What this show brilliantly offers is a non-judgemental artistic retrospective that brings back to Cookham paintings that elsewhere are the pride of Leeds and of the Granite City. From Leeds, the 1937 family portrait of Spencer’s first wife, his daughter, and the eyeless dolls is perhaps his most famous, but the slightly later society double portrait of two sisters is the more enigmatic.

The Kitamura sisters, who lived in Lancaster Gate and no doubt moved when the incendiary bombs destroyed much of Craven Hill in 1940, are dressed for an evening out. Although a plaster cupid bust is on the bookshelf behind them, both seem too worried to be keen on falling in love.

Spencer is good at painting the unseen, offering hints, but rarely spelling things out. The faces of Mr Lambert and his daughter turning leeks in the autumn of 1945, like a latter-day Adam and Eve dressed in straw hats and sensible shoes, are deliberately obscured (Gardening, Aberdeen), and we will never know the identity of the Philip whose heart-shaped headstone in Port Glasgow props up a courting couple in the graveyard of the 1945 The Resurrection: Reunion (Aberdeen), perhaps the most compelling picture in this exhibition.

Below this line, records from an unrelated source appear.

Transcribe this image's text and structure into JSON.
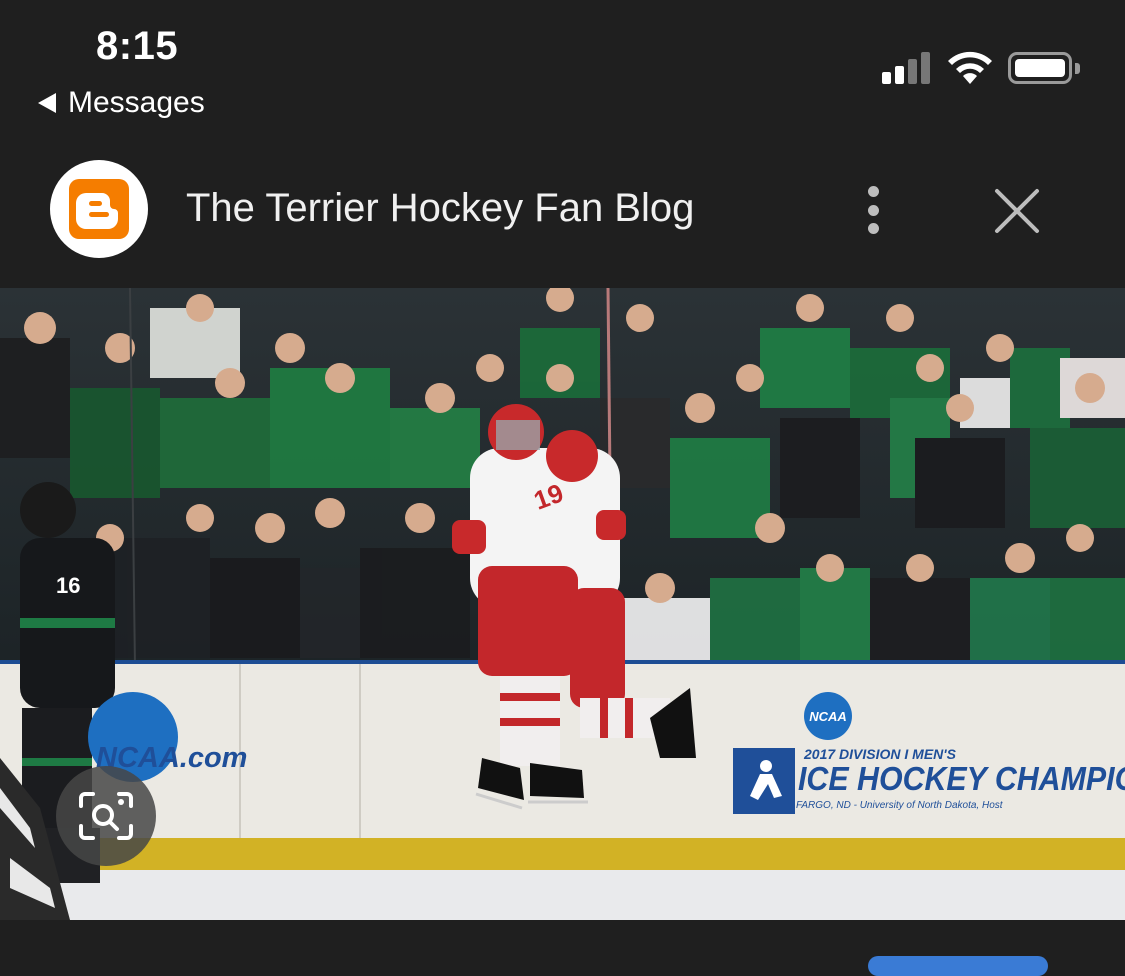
{
  "status_bar": {
    "time": "8:15",
    "back_label": "Messages",
    "icons": [
      "cellular-signal-icon",
      "wifi-icon",
      "battery-icon"
    ]
  },
  "header": {
    "site_icon": "blogger-logo-icon",
    "title": "The Terrier Hockey Fan Blog",
    "more_icon": "more-vertical-icon",
    "close_icon": "close-icon",
    "brand_color": "#f57d00"
  },
  "photo": {
    "ad_board_left": "NCAA.com",
    "ad_board_right_badge": "NCAA",
    "ad_board_right_line1": "2017 DIVISION I MEN'S",
    "ad_board_right_line2": "ICE HOCKEY CHAMPIONS",
    "ad_board_right_line3": "FARGO, ND - University of North Dakota, Host",
    "player_number_left": "16",
    "player_number_center": "19",
    "visual_lookup_icon": "visual-lookup-icon"
  }
}
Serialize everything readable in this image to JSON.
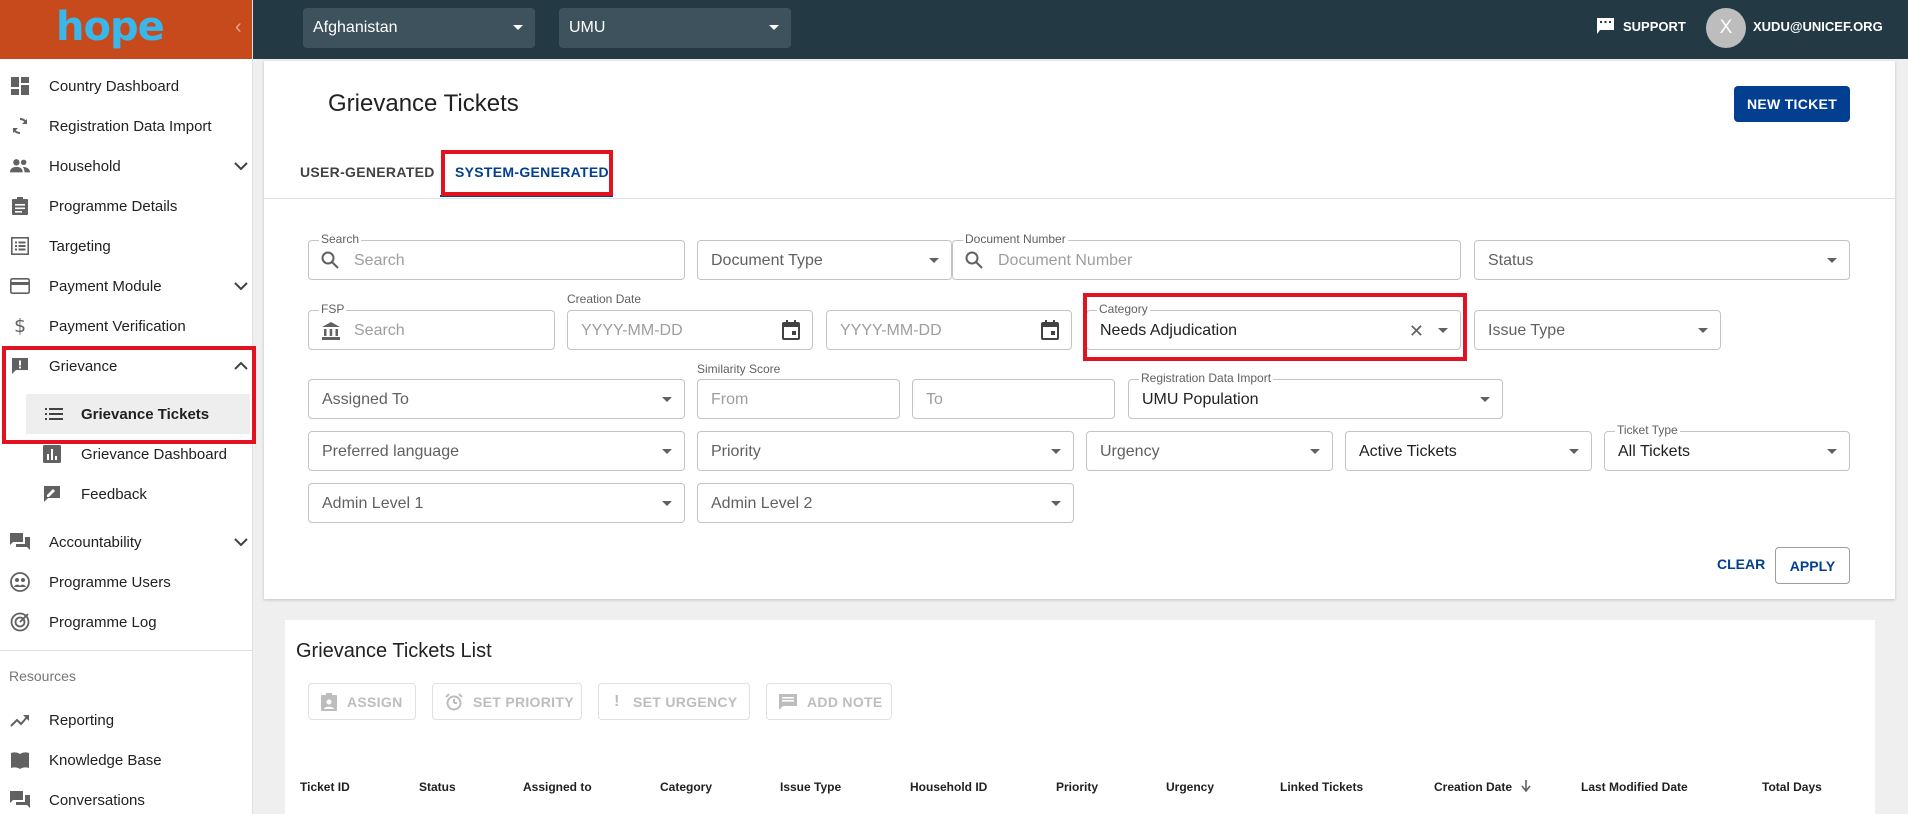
{
  "app": {
    "logo": "hope"
  },
  "topbar": {
    "country": "Afghanistan",
    "program": "UMU",
    "support": "SUPPORT",
    "avatar_letter": "X",
    "email": "XUDU@UNICEF.ORG"
  },
  "sidebar": {
    "items": [
      {
        "label": "Country Dashboard",
        "icon": "dashboard-icon"
      },
      {
        "label": "Registration Data Import",
        "icon": "refresh-icon"
      },
      {
        "label": "Household",
        "icon": "people-icon"
      },
      {
        "label": "Programme Details",
        "icon": "clipboard-icon"
      },
      {
        "label": "Targeting",
        "icon": "list-icon"
      },
      {
        "label": "Payment Module",
        "icon": "credit-card-icon"
      },
      {
        "label": "Payment Verification",
        "icon": "dollar-icon"
      },
      {
        "label": "Grievance",
        "icon": "feedback-icon"
      },
      {
        "label": "Grievance Tickets",
        "icon": "list-icon"
      },
      {
        "label": "Grievance Dashboard",
        "icon": "chart-icon"
      },
      {
        "label": "Feedback",
        "icon": "rate-review-icon"
      },
      {
        "label": "Accountability",
        "icon": "forum-icon"
      },
      {
        "label": "Programme Users",
        "icon": "users-icon"
      },
      {
        "label": "Programme Log",
        "icon": "track-changes-icon"
      }
    ],
    "resources_label": "Resources",
    "resources": [
      {
        "label": "Reporting",
        "icon": "trending-up-icon"
      },
      {
        "label": "Knowledge Base",
        "icon": "book-icon"
      },
      {
        "label": "Conversations",
        "icon": "forum-icon"
      }
    ]
  },
  "page": {
    "title": "Grievance Tickets",
    "new_ticket": "NEW TICKET",
    "tabs": [
      "USER-GENERATED",
      "SYSTEM-GENERATED"
    ]
  },
  "filters": {
    "search_label": "Search",
    "search_ph": "Search",
    "document_type": "Document Type",
    "doc_number_label": "Document Number",
    "doc_number_ph": "Document Number",
    "status": "Status",
    "fsp_label": "FSP",
    "fsp_ph": "Search",
    "creation_date_label": "Creation Date",
    "date_from_ph": "YYYY-MM-DD",
    "date_to_ph": "YYYY-MM-DD",
    "category_label": "Category",
    "category_value": "Needs Adjudication",
    "issue_type": "Issue Type",
    "assigned_to": "Assigned To",
    "similarity_label": "Similarity Score",
    "sim_from": "From",
    "sim_to": "To",
    "rdi_label": "Registration Data Import",
    "rdi_value": "UMU Population",
    "preferred_language": "Preferred language",
    "priority": "Priority",
    "urgency": "Urgency",
    "active_tickets": "Active Tickets",
    "ticket_type_label": "Ticket Type",
    "ticket_type_value": "All Tickets",
    "admin1": "Admin Level 1",
    "admin2": "Admin Level 2",
    "clear": "CLEAR",
    "apply": "APPLY"
  },
  "list": {
    "title": "Grievance Tickets List",
    "actions": [
      "ASSIGN",
      "SET PRIORITY",
      "SET URGENCY",
      "ADD NOTE"
    ],
    "columns": [
      "Ticket ID",
      "Status",
      "Assigned to",
      "Category",
      "Issue Type",
      "Household ID",
      "Priority",
      "Urgency",
      "Linked Tickets",
      "Creation Date",
      "Last Modified Date",
      "Total Days"
    ]
  },
  "colors": {
    "brand_orange": "#c74a1c",
    "topbar": "#233944",
    "primary": "#033f91",
    "highlight": "#e0131f"
  }
}
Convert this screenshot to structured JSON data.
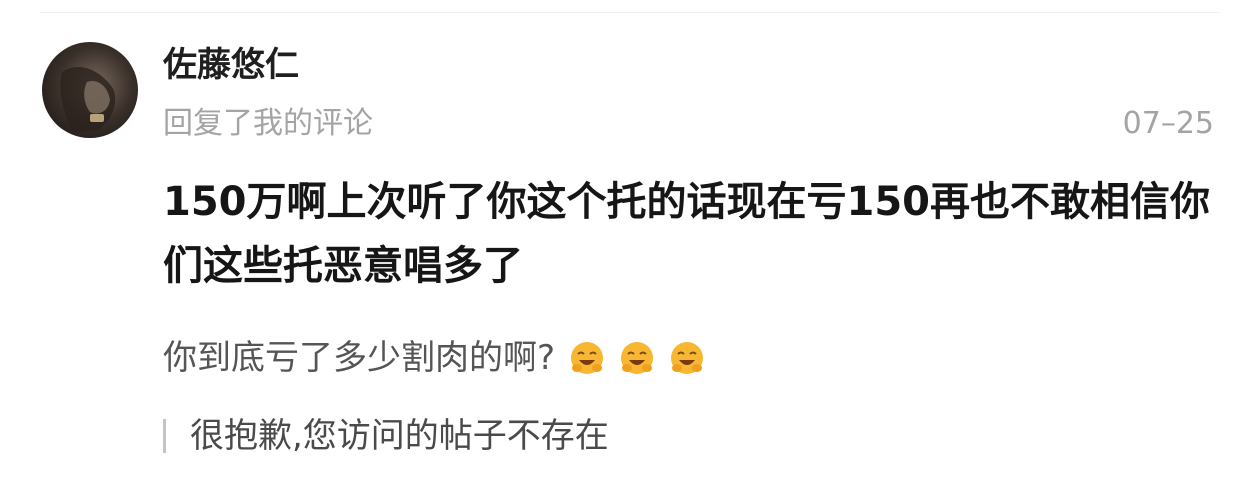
{
  "comment": {
    "username": "佐藤悠仁",
    "reply_meta": "回复了我的评论",
    "timestamp": "07–25",
    "body": "150万啊上次听了你这个托的话现在亏150再也不敢相信你们这些托恶意唱多了",
    "avatar_icon": "user-avatar-photo"
  },
  "quoted_comment": {
    "text": "你到底亏了多少割肉的啊?",
    "emojis": [
      "laughing-face-icon",
      "laughing-face-icon",
      "laughing-face-icon"
    ]
  },
  "notice": {
    "text": "很抱歉,您访问的帖子不存在"
  },
  "colors": {
    "username": "#1f1f1f",
    "meta": "#a4a4a4",
    "body": "#161616",
    "quote": "#555555",
    "notice_bar": "#c4c4c4",
    "emoji": "#f5a623"
  }
}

The nuzzling lovers remain blissfully unaware of the scenes of resurrection behind them. Although not as celebrated as the 1924-27 The Resurrection, Cookham, which is held by the Tate, his later series of Easter paintings offers hope and encouragement.

There is much to reflect on in the paintings of Stanley Spencer; the gallery at Cookham generously will open out of hours, by prior arrangement, for church groups. What could be better for a quiet summer’s evening’s reflection by the Thames?

 

“The Creative Genius of Stanley Spencer” is at the Stanley Spencer Gallery, High Street, Cookham, Berkshire, until 20 March 2016. Phone 01628 471885. (The Last Supper and Christ’s Entry into Jerusalem will be away on loan in Florence from September.)